Lewis Hamilton podkreśla, że choć z entuzjazmem oczekuje na powrót do ścigania, perspektywa braku kibiców na trybunach wywołuje w nim poczucie wewnętrznej pustki.

To naprawdę sprawia, że czuję wewnętrzną pustkę, ponieważ fani robią świetną robotę przy okazji na przykład Grand Prix Wielkiej Brytanii. Na całym świecie, podczas każdego z wyścigów w których bierzemy udział, im więcej fanów, tym lepszą mamy atmosferę. To dlatego w kalendarzu mamy Silverstone czy Monzę. Dlatego to, że nie będzie kibiców na trybunach jest dla mnie takie smutne - powiedział aktualny mistrz świata.

Świetne jest jednak to, że dostaję mnóstwo wiadomości od ludzi z całego świata, którzy cierpią z tego powodu, że nie będą mogli oglądać zawodów na żywo. To tylko pokazuje, jak ważny jest sport w naszym życiu. Siedzimy w tym wszyscy razem i jest to naprawdę ekscytujące i urzekające.

Nie wiem na ile ekscytujące dla tych ludzi będzie oglądanie Formuły 1 w telewizji, ale lepsze to niż nic. Dla nas będzie to jednak niczym dzień testowy. Pod pewnymi względami będzie to nawet gorsze. Na testach w Barcelonie może nie ma tłumów, ale zawsze znajdzie się jakaś grupka widzów na trybunach. Teraz za to podczas wyścigu jedyne, co będzie widać to puste krzesełka.

Pomimo obaw związanych z pustymi trybunami, Brytyjczyk podkreśla jednak, że nie może się doczekać powrotu do ścigania i rozpoczęcia rywalizacji w sezonie 2020, bowiem doświadcza w tej chwili najdłuższej przerwy od startów w całej dotychczasowej karierze. 35-latek jest również bardzo ciekaw, jak podczas wyścigowej rywalizacji spisze się jego Mercedes W11, który był jedną z rewelacji zimowych testów.

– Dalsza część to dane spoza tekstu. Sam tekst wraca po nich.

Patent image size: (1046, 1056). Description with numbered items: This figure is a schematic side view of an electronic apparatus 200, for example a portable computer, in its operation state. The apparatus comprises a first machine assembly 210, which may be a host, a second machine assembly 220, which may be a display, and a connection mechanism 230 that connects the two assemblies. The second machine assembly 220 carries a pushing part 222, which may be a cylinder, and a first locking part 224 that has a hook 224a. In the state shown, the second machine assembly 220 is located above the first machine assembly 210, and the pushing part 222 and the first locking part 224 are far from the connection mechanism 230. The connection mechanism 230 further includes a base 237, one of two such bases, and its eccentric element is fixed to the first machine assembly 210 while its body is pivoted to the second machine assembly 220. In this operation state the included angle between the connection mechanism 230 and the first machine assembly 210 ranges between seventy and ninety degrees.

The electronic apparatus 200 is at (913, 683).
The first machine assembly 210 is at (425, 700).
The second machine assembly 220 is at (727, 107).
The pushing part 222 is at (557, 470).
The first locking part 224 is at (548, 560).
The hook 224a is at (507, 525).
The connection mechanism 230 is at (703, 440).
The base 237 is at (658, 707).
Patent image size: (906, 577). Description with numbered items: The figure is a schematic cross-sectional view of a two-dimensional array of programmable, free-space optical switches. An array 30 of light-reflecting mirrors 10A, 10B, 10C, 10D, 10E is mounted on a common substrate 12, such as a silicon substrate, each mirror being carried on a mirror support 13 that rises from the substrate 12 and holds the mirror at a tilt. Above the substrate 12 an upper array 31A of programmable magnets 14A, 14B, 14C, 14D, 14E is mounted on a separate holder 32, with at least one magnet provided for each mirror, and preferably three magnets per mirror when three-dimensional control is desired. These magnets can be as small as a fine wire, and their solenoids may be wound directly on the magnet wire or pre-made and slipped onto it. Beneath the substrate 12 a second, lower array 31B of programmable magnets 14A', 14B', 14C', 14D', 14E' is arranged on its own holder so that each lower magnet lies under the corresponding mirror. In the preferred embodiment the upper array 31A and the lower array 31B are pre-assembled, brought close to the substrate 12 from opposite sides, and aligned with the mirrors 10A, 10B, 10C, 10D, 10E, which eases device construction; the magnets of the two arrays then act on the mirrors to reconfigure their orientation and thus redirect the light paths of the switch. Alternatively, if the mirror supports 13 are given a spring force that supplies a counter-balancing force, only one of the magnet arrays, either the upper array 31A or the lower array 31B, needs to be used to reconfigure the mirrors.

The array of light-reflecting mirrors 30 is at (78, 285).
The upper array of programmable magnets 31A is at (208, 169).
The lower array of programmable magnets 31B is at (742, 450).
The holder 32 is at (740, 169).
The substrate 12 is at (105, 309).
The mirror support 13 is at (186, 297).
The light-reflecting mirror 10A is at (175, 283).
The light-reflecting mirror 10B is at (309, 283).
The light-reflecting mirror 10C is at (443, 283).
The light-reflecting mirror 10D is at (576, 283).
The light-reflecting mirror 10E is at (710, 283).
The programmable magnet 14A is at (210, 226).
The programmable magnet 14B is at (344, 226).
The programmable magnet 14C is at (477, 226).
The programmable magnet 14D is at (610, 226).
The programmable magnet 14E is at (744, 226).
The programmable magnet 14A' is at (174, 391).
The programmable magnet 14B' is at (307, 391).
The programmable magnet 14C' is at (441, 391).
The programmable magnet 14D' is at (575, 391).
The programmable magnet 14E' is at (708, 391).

Wyścigi to wyścigi i nie sądzę, by ktokolwiek z nas miał wystarczająco dużo czasu, by w pełni wykorzystać potencjał naszych samochodów, więc naprawdę jestem podekscytowany wizją powrotu do ścigania. Bardzo, ale to bardzo za tym tęsknię. W pewnym sensie to jakby błogosławieństwo dla nas, ponieważ powrót po tak długiej przerwie sprawia, że masz więcej uznania i jeszcze bardziej cieszysz się z rzeczy które robisz i kochasz. Daje mi to więcej energii, inspiracji i determinacji, by dawać z siebie więcej i pracować z tym wspaniałym zespołem. Tak więc jestem podekscytowany czekając na to, co przyniesie przyszłość - zakończył kierowca Mercedesa.